Médicaments faits en Chine

La « pression sur les prix » montrée du doigt

C’est la « pression massive des gouvernements sur le prix des médicaments génériques » qui pousse les entreprises pharmaceutiques à s’approvisionner en Chine pour leurs ingrédients actifs, affirme le président et directeur général de Sandoz Canada, Michel Robidoux.

M. Robidoux a réagi à un dossier publié samedi dernier dans La Presse, qui montrait que les ingrédients actifs des médicaments que consomment les Canadiens proviennent de plus en plus de la Chine.

Sandoz est la branche de médicaments génériques du géant suisse Novartis.

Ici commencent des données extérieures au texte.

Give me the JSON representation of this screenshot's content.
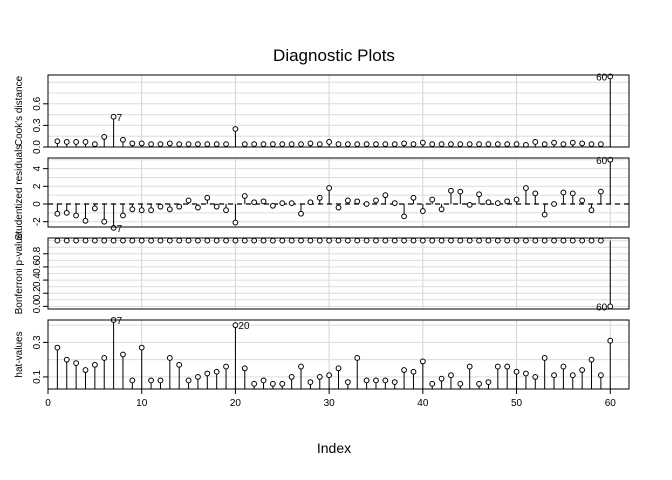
{
  "chart_data": {
    "type": "scatter",
    "title": "Diagnostic Plots",
    "xlabel": "Index",
    "xlim": [
      0,
      62
    ],
    "x_ticks": [
      0,
      10,
      20,
      30,
      40,
      50,
      60
    ],
    "x_tick_labels": [
      "0",
      "10",
      "20",
      "30",
      "40",
      "50",
      "60"
    ],
    "panels": [
      {
        "name": "Cook's distance",
        "ylabel": "Cook's distance",
        "ylim": [
          0,
          1.0
        ],
        "y_ticks": [
          0.0,
          0.3,
          0.6
        ],
        "y_tick_labels": [
          "0.0",
          "0.3",
          "0.6"
        ],
        "baseline": 0,
        "values": [
          0.08,
          0.07,
          0.07,
          0.07,
          0.04,
          0.14,
          0.42,
          0.1,
          0.05,
          0.05,
          0.04,
          0.04,
          0.05,
          0.04,
          0.04,
          0.04,
          0.04,
          0.04,
          0.04,
          0.25,
          0.04,
          0.04,
          0.04,
          0.04,
          0.04,
          0.04,
          0.04,
          0.05,
          0.04,
          0.07,
          0.04,
          0.04,
          0.04,
          0.04,
          0.04,
          0.04,
          0.04,
          0.05,
          0.04,
          0.06,
          0.04,
          0.04,
          0.04,
          0.04,
          0.04,
          0.04,
          0.04,
          0.04,
          0.04,
          0.04,
          0.03,
          0.07,
          0.04,
          0.06,
          0.04,
          0.06,
          0.05,
          0.04,
          0.04,
          0.98
        ],
        "annotations": [
          {
            "index": 7,
            "label": "7",
            "side": "right"
          },
          {
            "index": 60,
            "label": "60",
            "side": "left"
          }
        ]
      },
      {
        "name": "Studentized residuals",
        "ylabel": "Studentized residuals",
        "ylim": [
          -2.6,
          5.2
        ],
        "y_ticks": [
          -2,
          0,
          2,
          4
        ],
        "y_tick_labels": [
          "-2",
          "0",
          "2",
          "4"
        ],
        "baseline": 0,
        "reference_line": 0,
        "values": [
          -1.1,
          -1.0,
          -1.3,
          -1.9,
          -0.5,
          -2.0,
          -2.7,
          -1.3,
          -0.6,
          -0.7,
          -0.7,
          -0.3,
          -0.6,
          -0.3,
          0.4,
          -0.4,
          0.7,
          -0.3,
          -0.7,
          -2.1,
          0.9,
          0.2,
          0.3,
          -0.2,
          0.1,
          0.1,
          -1.1,
          0.2,
          0.7,
          1.8,
          -0.4,
          0.4,
          0.3,
          0.0,
          0.4,
          1.0,
          0.1,
          -1.4,
          0.7,
          -0.8,
          0.5,
          -0.6,
          1.5,
          1.4,
          -0.1,
          1.1,
          0.2,
          0.1,
          0.3,
          0.5,
          1.8,
          1.2,
          -1.2,
          0.0,
          1.3,
          1.2,
          0.4,
          -0.7,
          1.4,
          5.0
        ],
        "annotations": [
          {
            "index": 7,
            "label": "7",
            "side": "right"
          },
          {
            "index": 60,
            "label": "60",
            "side": "left"
          }
        ]
      },
      {
        "name": "Bonferroni p-value",
        "ylabel": "Bonferroni p-value",
        "ylim": [
          -0.04,
          1.04
        ],
        "y_ticks": [
          0.0,
          0.2,
          0.4,
          0.6,
          0.8
        ],
        "y_tick_labels": [
          "0.0",
          "0.2",
          "0.4",
          "0.6",
          "0.8"
        ],
        "baseline": 1,
        "values": [
          1,
          1,
          1,
          1,
          1,
          1,
          1,
          1,
          1,
          1,
          1,
          1,
          1,
          1,
          1,
          1,
          1,
          1,
          1,
          1,
          1,
          1,
          1,
          1,
          1,
          1,
          1,
          1,
          1,
          1,
          1,
          1,
          1,
          1,
          1,
          1,
          1,
          1,
          1,
          1,
          1,
          1,
          1,
          1,
          1,
          1,
          1,
          1,
          1,
          1,
          1,
          1,
          1,
          1,
          1,
          1,
          1,
          1,
          1,
          0.0
        ],
        "annotations": [
          {
            "index": 60,
            "label": "60",
            "side": "left"
          }
        ]
      },
      {
        "name": "hat-values",
        "ylabel": "hat-values",
        "ylim": [
          0.03,
          0.43
        ],
        "y_ticks": [
          0.1,
          0.3
        ],
        "y_tick_labels": [
          "0.1",
          "0.3"
        ],
        "baseline": 0.03,
        "values": [
          0.27,
          0.2,
          0.18,
          0.14,
          0.17,
          0.21,
          0.43,
          0.23,
          0.08,
          0.27,
          0.08,
          0.08,
          0.21,
          0.17,
          0.08,
          0.1,
          0.12,
          0.13,
          0.16,
          0.4,
          0.15,
          0.06,
          0.08,
          0.06,
          0.06,
          0.1,
          0.16,
          0.07,
          0.1,
          0.11,
          0.15,
          0.07,
          0.21,
          0.08,
          0.08,
          0.08,
          0.07,
          0.14,
          0.13,
          0.19,
          0.06,
          0.09,
          0.11,
          0.06,
          0.16,
          0.06,
          0.07,
          0.16,
          0.16,
          0.13,
          0.12,
          0.1,
          0.21,
          0.11,
          0.16,
          0.11,
          0.14,
          0.2,
          0.11,
          0.31
        ],
        "annotations": [
          {
            "index": 7,
            "label": "7",
            "side": "right"
          },
          {
            "index": 20,
            "label": "20",
            "side": "right"
          }
        ]
      }
    ],
    "visible_ylabels": [
      "Cook's distance",
      "Studentized residu",
      "Bonferroni p-value",
      "hat-values"
    ],
    "grid": true,
    "legend": "none"
  }
}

La division canadienne compte 250 employés, dont 220 au siège social et à l’usine de produits injectables stériles situés à Boucherville.

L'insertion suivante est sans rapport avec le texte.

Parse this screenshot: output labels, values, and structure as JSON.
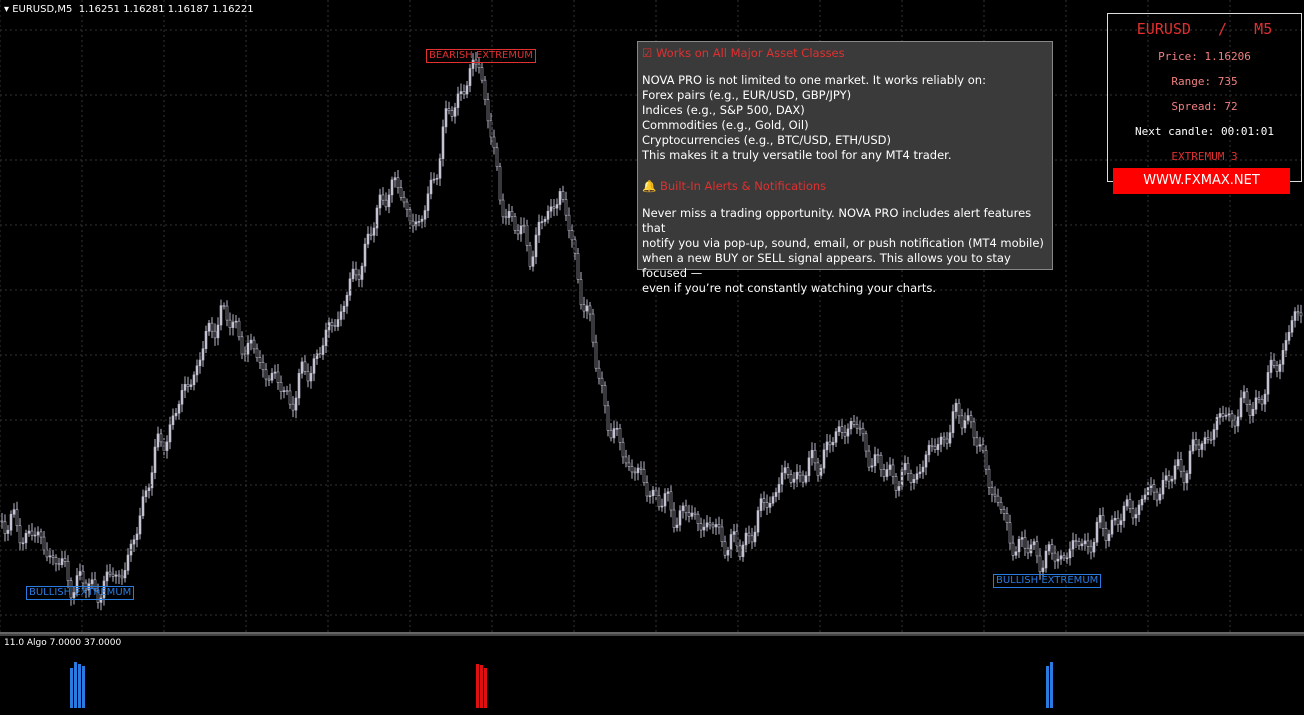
{
  "header": {
    "symbol": "EURUSD,M5",
    "quotes": "1.16251 1.16281 1.16187 1.16221"
  },
  "labels": {
    "bearish": "BEARISH EXTREMUM",
    "bullish_left": "BULLISH EXTREMUM",
    "bullish_right": "BULLISH EXTREMUM"
  },
  "info": {
    "heading1": "Works on All Major Asset Classes",
    "paragraph1": [
      "NOVA PRO is not limited to one market. It works reliably on:",
      "Forex pairs (e.g., EUR/USD, GBP/JPY)",
      "Indices (e.g., S&P 500, DAX)",
      "Commodities (e.g., Gold, Oil)",
      "Cryptocurrencies (e.g., BTC/USD, ETH/USD)",
      "This makes it a truly versatile tool for any MT4 trader."
    ],
    "heading2": "Built-In Alerts & Notifications",
    "paragraph2": [
      "Never miss a trading opportunity. NOVA PRO includes alert features that",
      "notify you via pop-up, sound, email, or push notification (MT4 mobile)",
      "when a new BUY or SELL signal appears. This allows you to stay focused —",
      "even if you’re not constantly watching your charts."
    ]
  },
  "panel": {
    "symbol": "EURUSD",
    "separator": "/",
    "timeframe": "M5",
    "price": "Price: 1.16206",
    "range": "Range: 735",
    "spread": "Spread: 72",
    "next_candle": "Next candle: 00:01:01",
    "extremum": "EXTREMUM 3",
    "website": "WWW.FXMAX.NET"
  },
  "indicator": {
    "label": "11.0 Algo 7.0000 37.0000"
  }
}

« Face à la pression croissante sur le prix des médicaments génériques, Sandoz Canada, tout comme d’autres fabricants, a accru son contrôle sur ses coûts de production et a dû diversifier ses sources d’approvisionnement pour inclure des fournisseurs d’ingrédients actifs qualifiés et expérimentés, mais moins onéreux », a dit M. Robidoux à La Presse.

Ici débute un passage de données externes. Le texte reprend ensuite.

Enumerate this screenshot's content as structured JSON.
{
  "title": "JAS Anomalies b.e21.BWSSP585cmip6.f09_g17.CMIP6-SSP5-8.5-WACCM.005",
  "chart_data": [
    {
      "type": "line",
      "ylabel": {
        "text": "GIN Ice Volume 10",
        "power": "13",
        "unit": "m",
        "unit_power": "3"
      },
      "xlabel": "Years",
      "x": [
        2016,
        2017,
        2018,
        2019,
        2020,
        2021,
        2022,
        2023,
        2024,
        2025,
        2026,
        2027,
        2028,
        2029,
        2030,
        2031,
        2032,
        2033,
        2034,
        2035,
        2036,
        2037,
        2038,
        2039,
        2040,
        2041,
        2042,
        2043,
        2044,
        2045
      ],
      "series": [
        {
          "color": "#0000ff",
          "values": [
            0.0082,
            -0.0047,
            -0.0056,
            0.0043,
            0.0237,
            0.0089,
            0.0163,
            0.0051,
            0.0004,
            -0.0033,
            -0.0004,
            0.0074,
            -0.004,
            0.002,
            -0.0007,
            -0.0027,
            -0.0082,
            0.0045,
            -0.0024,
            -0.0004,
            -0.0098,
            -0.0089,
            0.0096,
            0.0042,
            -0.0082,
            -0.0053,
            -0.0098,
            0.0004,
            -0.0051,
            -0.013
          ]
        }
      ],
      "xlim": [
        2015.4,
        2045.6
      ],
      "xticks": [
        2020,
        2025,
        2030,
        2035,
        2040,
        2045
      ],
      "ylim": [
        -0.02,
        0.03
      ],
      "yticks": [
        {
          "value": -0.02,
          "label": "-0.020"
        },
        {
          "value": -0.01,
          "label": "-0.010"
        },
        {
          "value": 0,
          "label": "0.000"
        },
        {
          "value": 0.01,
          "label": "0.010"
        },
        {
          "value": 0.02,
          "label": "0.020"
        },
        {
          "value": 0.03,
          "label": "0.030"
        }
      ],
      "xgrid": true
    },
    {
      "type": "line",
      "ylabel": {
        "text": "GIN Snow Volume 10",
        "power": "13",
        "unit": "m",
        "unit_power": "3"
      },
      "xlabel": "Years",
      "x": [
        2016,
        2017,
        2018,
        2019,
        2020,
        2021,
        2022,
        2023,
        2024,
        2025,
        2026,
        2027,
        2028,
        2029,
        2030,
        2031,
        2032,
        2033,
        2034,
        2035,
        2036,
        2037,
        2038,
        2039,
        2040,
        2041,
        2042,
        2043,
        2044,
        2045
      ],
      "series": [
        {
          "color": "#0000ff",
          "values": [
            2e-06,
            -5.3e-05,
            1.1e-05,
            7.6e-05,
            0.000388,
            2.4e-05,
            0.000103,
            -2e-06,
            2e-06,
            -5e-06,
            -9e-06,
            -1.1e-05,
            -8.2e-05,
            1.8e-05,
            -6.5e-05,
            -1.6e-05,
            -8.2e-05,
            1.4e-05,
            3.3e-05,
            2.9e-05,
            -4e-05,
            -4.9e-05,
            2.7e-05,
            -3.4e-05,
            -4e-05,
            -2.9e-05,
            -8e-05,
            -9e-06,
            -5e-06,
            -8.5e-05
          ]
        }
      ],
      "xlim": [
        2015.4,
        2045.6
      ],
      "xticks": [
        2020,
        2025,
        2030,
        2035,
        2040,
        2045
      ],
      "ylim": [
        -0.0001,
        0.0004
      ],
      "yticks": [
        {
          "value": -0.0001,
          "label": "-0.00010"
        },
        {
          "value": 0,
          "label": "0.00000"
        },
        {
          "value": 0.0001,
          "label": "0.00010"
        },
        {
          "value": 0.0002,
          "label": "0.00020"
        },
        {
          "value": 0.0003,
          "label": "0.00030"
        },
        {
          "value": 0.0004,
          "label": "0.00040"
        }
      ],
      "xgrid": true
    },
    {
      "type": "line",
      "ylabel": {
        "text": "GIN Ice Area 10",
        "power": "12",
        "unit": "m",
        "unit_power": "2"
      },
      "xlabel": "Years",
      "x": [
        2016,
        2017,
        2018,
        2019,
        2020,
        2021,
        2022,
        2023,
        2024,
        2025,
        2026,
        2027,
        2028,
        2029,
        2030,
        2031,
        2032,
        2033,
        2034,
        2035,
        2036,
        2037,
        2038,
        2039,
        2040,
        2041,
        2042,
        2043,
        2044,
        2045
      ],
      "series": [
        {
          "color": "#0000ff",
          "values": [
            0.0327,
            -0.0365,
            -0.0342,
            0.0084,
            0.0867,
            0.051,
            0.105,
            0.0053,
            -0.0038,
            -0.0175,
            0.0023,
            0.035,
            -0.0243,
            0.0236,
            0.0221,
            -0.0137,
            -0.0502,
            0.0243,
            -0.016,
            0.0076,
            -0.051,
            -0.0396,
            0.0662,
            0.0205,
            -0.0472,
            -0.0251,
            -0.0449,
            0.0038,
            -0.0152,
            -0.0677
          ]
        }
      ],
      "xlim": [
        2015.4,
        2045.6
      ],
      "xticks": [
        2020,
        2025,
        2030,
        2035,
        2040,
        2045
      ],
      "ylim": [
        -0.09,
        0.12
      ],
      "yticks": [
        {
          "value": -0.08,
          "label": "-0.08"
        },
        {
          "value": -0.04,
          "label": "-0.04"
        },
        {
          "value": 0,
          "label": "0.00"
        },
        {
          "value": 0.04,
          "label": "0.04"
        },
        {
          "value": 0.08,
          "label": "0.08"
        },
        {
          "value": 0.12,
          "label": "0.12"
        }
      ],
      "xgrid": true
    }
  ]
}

Il pointe notamment les réductions de prix entrées en vigueur en avril 2018, alors que le prix des 70 médicaments les plus consommés au Canada a été réduit de 25 à 40 %. Notons que cette entente avait été élaborée par l’Association canadienne du médicament générique et l’Alliance pancanadienne pharmaceutique, qui regroupe les régimes d’assurance médicaments des provinces et du fédéral.

« J’ai commencé dans le milieu du générique en 2008, dit M. Robidoux. À l’époque, le prix du générique était à 70 % de celui du produit d’origine. Aujourd’hui, le générique, on le vend en moyenne de 16 à 20 % du prix du médicament d’origine. »

« Pas la même culture »

M. Robidoux affirme que la Chine « offre des prix concurrentiels pour certains des ingrédients dont nous avons besoin pour nos médicaments ». Il précise toutefois que moins de 10 % des ingrédients actifs utilisés par Sandoz Canada proviennent de la Chine. Des experts de l’industrie estiment que cette proportion est beaucoup plus élevée dans l’ensemble de l’industrie, pouvant atteindre jusqu’à 80 %.

Pourquoi ce faible pourcentage d’ingrédients chinois chez Sandoz ?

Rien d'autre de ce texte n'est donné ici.